Berbagai sistem keyakinan orang Jawa ini, mengandung konsep mengenai hubungan jalin-menjalin antara segala unsur serta aspek alam semesta ini dan antara lingkungan sosial serta spiritual manusia.[7] Dengan demikian, faktor tersebut berefek pada lahirnya pengaruh psikologis pada manusia berupa rasa takut, rasa ketergantungan, rasa bersalah dan sebagainya yang menyebabkan lahirnya keyakinan pada diri manuisa tersebut.
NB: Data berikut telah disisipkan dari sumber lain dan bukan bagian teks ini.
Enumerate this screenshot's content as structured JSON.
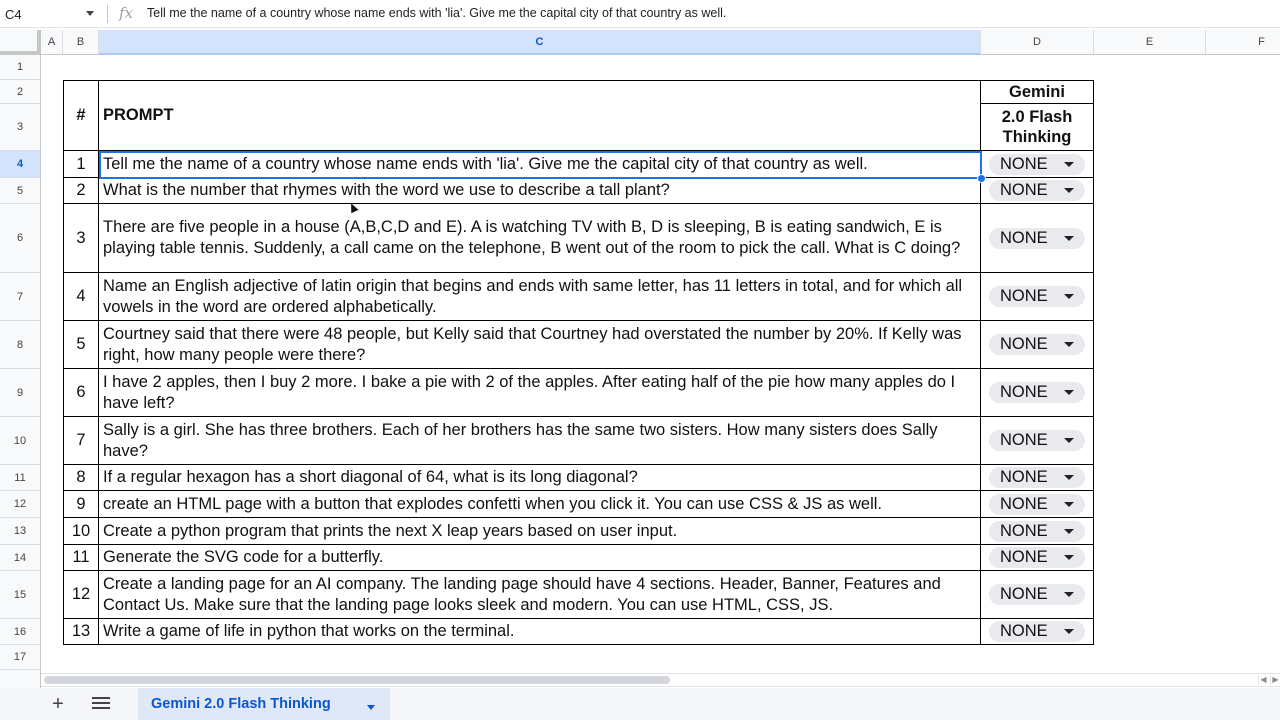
{
  "formula_bar": {
    "name_box": "C4",
    "fx_label": "fx",
    "formula": "Tell me the name of a country whose name ends with 'lia'. Give me the capital city of that country as well."
  },
  "columns": [
    "A",
    "B",
    "C",
    "D",
    "E",
    "F"
  ],
  "selected_column": "C",
  "rows": [
    "1",
    "2",
    "3",
    "4",
    "5",
    "6",
    "7",
    "8",
    "9",
    "10",
    "11",
    "12",
    "13",
    "14",
    "15",
    "16",
    "17"
  ],
  "selected_row": "4",
  "table": {
    "header": {
      "num": "#",
      "prompt": "PROMPT",
      "model_line1": "Gemini",
      "model_line2": "2.0 Flash Thinking"
    },
    "items": [
      {
        "num": "1",
        "prompt": "Tell me the name of a country whose name ends with 'lia'. Give me the capital city of that country as well.",
        "result": "NONE"
      },
      {
        "num": "2",
        "prompt": "What is the number that rhymes with the word we use to describe a tall plant?",
        "result": "NONE"
      },
      {
        "num": "3",
        "prompt": "There are five people in a house (A,B,C,D and E). A is watching TV with B, D is sleeping, B is eating sandwich, E is playing table tennis. Suddenly, a call came on the telephone, B went out of the room to pick the call. What is C doing?",
        "result": "NONE"
      },
      {
        "num": "4",
        "prompt": "Name an English adjective of latin origin that begins and ends with same letter, has 11 letters in total, and for which all vowels in the word are ordered alphabetically.",
        "result": "NONE"
      },
      {
        "num": "5",
        "prompt": "Courtney said that there were 48 people, but Kelly said that Courtney had overstated the number by 20%. If Kelly was right, how many people were there?",
        "result": "NONE"
      },
      {
        "num": "6",
        "prompt": "I have 2 apples, then I buy 2 more. I bake a pie with 2 of the apples. After eating half of the pie how many apples do I have left?",
        "result": "NONE"
      },
      {
        "num": "7",
        "prompt": "Sally is a girl. She has three brothers. Each of her brothers has the same two sisters. How many sisters does Sally have?",
        "result": "NONE"
      },
      {
        "num": "8",
        "prompt": "If a regular hexagon has a short diagonal of 64, what is its long diagonal?",
        "result": "NONE"
      },
      {
        "num": "9",
        "prompt": "create an HTML page with a button that explodes confetti when you click it. You can use CSS & JS as well.",
        "result": "NONE"
      },
      {
        "num": "10",
        "prompt": "Create a python program that prints the next X leap years based on user input.",
        "result": "NONE"
      },
      {
        "num": "11",
        "prompt": "Generate the SVG code for a butterfly.",
        "result": "NONE"
      },
      {
        "num": "12",
        "prompt": "Create a landing page for an AI company. The landing page should have 4 sections. Header, Banner, Features and Contact Us. Make sure that the landing page looks sleek and modern. You can use HTML, CSS, JS.",
        "result": "NONE"
      },
      {
        "num": "13",
        "prompt": "Write a game of life in python that works on the terminal.",
        "result": "NONE"
      }
    ]
  },
  "sheet_tabs": {
    "add_label": "+",
    "active_tab": "Gemini 2.0 Flash Thinking"
  },
  "colors": {
    "selection": "#1a73e8",
    "selected_header_bg": "#d3e3fd",
    "chip_bg": "#e8eaed",
    "tab_text": "#0b57d0"
  }
}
Maka dalam makalah ini dengan kajian budaya Jawa, akan membahas tentang hal tersebut, dan diharapkan dapat digali berbagai alternatif yang dimungkinkan untuk menghindari penyimpangan persepsi dalam memaknai hari jum’at kliwon tersebut.
Berpijak dari latar belakang masalah di atas, maka penulis mengambil rumusan masalah yang akan dibahas pada makalah ini yaitu “ Apa Makna Dan Nilai Hari Jum’at Kliwon Dalam Budaya Jawa” ?
Sehubungan dengan pokok masalah diatas, maka tujuan penulisan makalah ini adalah Untuk mengetahui “ Bagaimana Makna Dan Nilai Hari Jum’at Kliwon Dalam Budaya Jawa” ?
a.       Menambah wawasan tentang makna dan nilai hari Jum’at Kliwon tersebut.
b.      Dengan melihat dan mempelajari makna dan nilai Jum’at Kliwon, maka manusia diharapkan akan lebih tau tentang makna dan nilai yang terdapat pada hari tersebut, sehingga bisa mengambil hikmah dalam kehidupan sehari-hari. 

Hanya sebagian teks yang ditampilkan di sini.